I am reading an older Cognitive Behavioural Therapy text on panic disorder. In it the author quotes a patient at length about her panic attack, only to compare it to the sort of descriptions made by Darwin when observing panic in non-human animals. Allow me to post the patient’s speech here and then comment on it:
“My breathing starts getting very shallow. I feel I’m going to stop breathing. The air feels like it gets thinner. I feel the air is not coming up through my nose. I take short rapid breaths. [italics] Then I see an image of myself gasping for air and remember what happened in the hospital. [end italics] I think that I will start gasping. I get very dizzy and disoriented. I cannot sit or stand still. I start pacing. Then I start shaking and sweating. I feel I’m losing my mind and I will flip out and hurt myself or someone else. My heart starts beating fast and I start getting pains in my chest. My chest tightens up. I become very frightened. I get afraid that these feelings will not go away. Then I get really upset. I feel no one will be able to help me. I get very frightened I will die. I want to run to some place safe but I don’t know where.”

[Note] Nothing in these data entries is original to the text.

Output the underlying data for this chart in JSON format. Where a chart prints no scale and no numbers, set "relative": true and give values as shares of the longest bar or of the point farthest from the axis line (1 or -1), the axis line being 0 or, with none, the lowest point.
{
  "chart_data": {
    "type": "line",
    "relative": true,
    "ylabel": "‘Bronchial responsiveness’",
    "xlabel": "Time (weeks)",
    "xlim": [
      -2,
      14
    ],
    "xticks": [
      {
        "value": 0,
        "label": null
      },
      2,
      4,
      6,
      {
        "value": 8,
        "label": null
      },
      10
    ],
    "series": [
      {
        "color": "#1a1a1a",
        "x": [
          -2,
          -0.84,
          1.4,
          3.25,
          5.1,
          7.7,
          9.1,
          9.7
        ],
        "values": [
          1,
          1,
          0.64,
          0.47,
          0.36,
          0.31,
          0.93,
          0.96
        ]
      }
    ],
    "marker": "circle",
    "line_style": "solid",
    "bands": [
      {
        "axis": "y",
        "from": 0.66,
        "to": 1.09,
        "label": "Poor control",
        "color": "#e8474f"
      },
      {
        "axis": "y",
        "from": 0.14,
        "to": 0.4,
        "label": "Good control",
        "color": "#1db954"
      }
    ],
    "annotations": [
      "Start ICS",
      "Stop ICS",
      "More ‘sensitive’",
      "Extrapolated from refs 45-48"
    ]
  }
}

I want to begin by noting that the italics above were placed by the author, not by me. And yet they were not addressed in the text. Had they been addressed they would have been understood to be within the imaginary register, that is, from the ego-ideal, the place from which the subject sees himself from the vantage of the big Other. Here, we can see that the subject becomes victimized not by foreclosing reality but precisely by being too close to it. That is, the subject is inside of the big Other, inside of language, and inside of the symbolic side of imaginary identification. What follows is a description by the subject of his or her symptoms. They are presented as if in medical jargon: short concise and almost objective descriptions as if they were to be written alongside checkboxes. The Other’s discourse thus continues through in its symbolic orientation from the vantage of the ego-ideal. It is only natural, in this discourse, that the subject feels he has lost himself – in a sense, he has lost his subjectivity and attempts rapidly to find it there within language, within the checkboxes, and within the image he has of himself from the perspective of the big Other.

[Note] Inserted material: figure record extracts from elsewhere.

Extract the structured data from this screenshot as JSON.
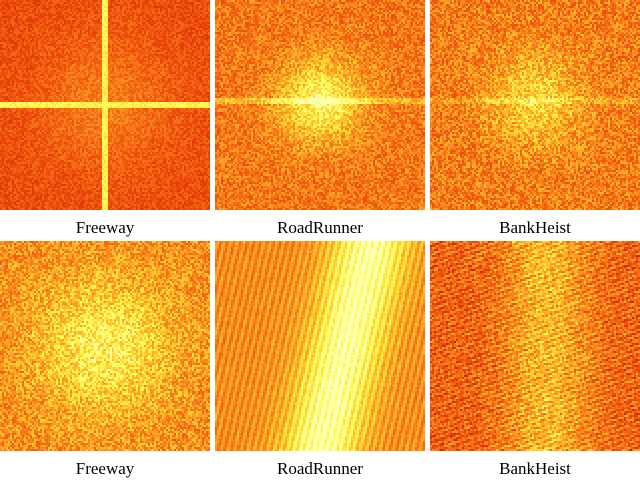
{
  "panels": [
    {
      "row": 0,
      "col": 0,
      "label": "Freeway",
      "pattern": "cross"
    },
    {
      "row": 0,
      "col": 1,
      "label": "RoadRunner",
      "pattern": "center-glow"
    },
    {
      "row": 0,
      "col": 2,
      "label": "BankHeist",
      "pattern": "center-glow-faint"
    },
    {
      "row": 1,
      "col": 0,
      "label": "Freeway",
      "pattern": "bright-speckle"
    },
    {
      "row": 1,
      "col": 1,
      "label": "RoadRunner",
      "pattern": "diagonal-band"
    },
    {
      "row": 1,
      "col": 2,
      "label": "BankHeist",
      "pattern": "streaks"
    }
  ],
  "colormap": [
    "#c81e00",
    "#e8400a",
    "#f46a14",
    "#fb9a22",
    "#ffd02e",
    "#ffff5a",
    "#ffffc8"
  ]
}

He desires to run some place safe but doesn’t know where to run – in a sense, he has already run to a safe place but found it lacking, it is there in the symbolic and within the repository of the ego-ideal that he outruns himself. The descriptions are perhaps attempts to safely represent the foreign intrusion of the drive and its troubling jouissance. The subject attempts to construct a solution to the problem of the drive and can not find anything there within language to do so. The deadlock is such that the demand to the Other fails because the subject does not ultimately believe in the power of the Other’s representation, and yet nonetheless appeals to it. It is not the panic attack that is the problem for the subject, this much is certain: the subject can come up with all kinds of descriptions of the panic attack. What he or she can not do is describe its cause. And this, precisely, is the enigma of panic – the person suffering from panic is proximate to objet a, and to the biological dimension of the drive itself.
This is why panic attacks are often describe as “spontaneous” by patients, and this explains why their onset is “inexplicable.” It is correct to state that this is a problem of control, but not by the subject. The problem comes from the subject’s position vis-a-vis the displacement of language, S2. The subject turns to all these descriptions for assistance instead of accepting himself as a uniquely situated subject. This is the real trauma, the one which causes the fear: objet petit a as the cause of his or her desire.